Let's break it down and see if we can figure out what went wrong.

Even in error messages, we often read from right to left when functionally programming. So after noticing that there was an error and where it occurred (in GHCi and at the specified line/column number), we can look at the very end of the error message to see what actually went wrong. Notably the error is at the statement print it.

But wait, that's not what we wrote! Remember that GHCi is a REPL (read, eval, print loop) and that it is what GHCi calls the last successful statement we gave it (although in this case GHCi calls the statement it even though it didn't evaluate correctly. You can see this by checking the value of it, it will either give you another error message or the last successful statement that you typed into GHCi). So we know that something went wrong in the print part of GHCi.

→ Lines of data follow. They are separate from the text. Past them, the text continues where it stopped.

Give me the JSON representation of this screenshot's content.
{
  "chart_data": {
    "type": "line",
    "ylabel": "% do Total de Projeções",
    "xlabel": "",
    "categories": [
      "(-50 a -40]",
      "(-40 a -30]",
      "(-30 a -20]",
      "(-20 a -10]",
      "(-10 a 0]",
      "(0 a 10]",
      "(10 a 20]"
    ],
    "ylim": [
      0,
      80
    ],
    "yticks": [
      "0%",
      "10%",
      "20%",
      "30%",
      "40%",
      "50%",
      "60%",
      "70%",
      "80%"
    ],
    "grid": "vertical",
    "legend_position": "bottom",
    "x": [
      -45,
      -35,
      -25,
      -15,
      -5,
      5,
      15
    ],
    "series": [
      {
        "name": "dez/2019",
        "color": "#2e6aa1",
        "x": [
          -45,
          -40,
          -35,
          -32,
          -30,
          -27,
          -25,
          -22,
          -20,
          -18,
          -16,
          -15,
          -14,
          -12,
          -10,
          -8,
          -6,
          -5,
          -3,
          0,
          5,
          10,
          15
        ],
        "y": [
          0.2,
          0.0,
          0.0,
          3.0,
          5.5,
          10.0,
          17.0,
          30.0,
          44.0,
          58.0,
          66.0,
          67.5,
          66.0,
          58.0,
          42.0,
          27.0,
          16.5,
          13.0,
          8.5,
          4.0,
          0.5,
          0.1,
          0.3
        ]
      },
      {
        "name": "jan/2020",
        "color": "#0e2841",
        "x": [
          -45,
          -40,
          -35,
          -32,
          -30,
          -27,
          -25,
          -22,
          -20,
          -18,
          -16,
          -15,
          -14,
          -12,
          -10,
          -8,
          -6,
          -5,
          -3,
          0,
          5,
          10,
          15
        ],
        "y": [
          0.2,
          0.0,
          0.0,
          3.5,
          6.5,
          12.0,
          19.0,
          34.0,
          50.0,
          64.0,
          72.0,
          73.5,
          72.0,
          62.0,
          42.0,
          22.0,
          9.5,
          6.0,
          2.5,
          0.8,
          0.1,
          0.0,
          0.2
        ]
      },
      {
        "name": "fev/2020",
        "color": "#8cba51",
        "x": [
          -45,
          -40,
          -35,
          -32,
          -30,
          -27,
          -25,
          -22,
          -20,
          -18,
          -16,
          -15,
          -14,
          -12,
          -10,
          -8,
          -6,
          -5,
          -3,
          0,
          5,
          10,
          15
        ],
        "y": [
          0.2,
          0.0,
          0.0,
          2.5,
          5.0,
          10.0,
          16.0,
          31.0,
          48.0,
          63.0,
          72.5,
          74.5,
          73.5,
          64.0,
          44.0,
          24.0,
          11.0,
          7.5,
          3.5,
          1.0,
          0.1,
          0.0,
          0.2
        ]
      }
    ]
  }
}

The rest of the last line doesn't tell us anything new, but the next line up does! We again get confirmation that the problem is with printing, but now we're given the function itself that threw the error, print.

So, as the type-thinking-Haskell programmers that we now are, we want to inspect print and figure out what it is:

λ>:t print
print :: Show a => a -> IO ()

Woah! That looks complicated. We know print :: is telling us that the thing on the right is what print is, but what is the thing on the right? Further inspection (with :i) gives us some information about some of the pieces on the right, but there's way too much of it.

For now you'll just have to trust us (although with some imagination and application of earlier knowledge this shouldn't be too much of a stretch; we know that a is not a type because it does not begin with a capital letter and a seems to be related to Show, due purely to its proximity, so a is some kind of Show type) that the pseudo-Haskell that follows roughly conveys a similar idea:

print :: Show -> IO

Okay, that's slightly better. We have a function from Show to IO. Show seems to have something to do with GHCi's ability to show us things and IO (Input/Output) has to do with program output.

All of this will be covered in much greater detail in later lessons. For now, we can simply use:

λ>data Alphabet = A | B | C deriving Show

to get the effect we desire. Let's see what happened:

λ>A
A
λ>:t A
A :: Alphabet

That's the output we wanted! We just needed to tell GHCi that we wanted to be able to show our Alphabet type.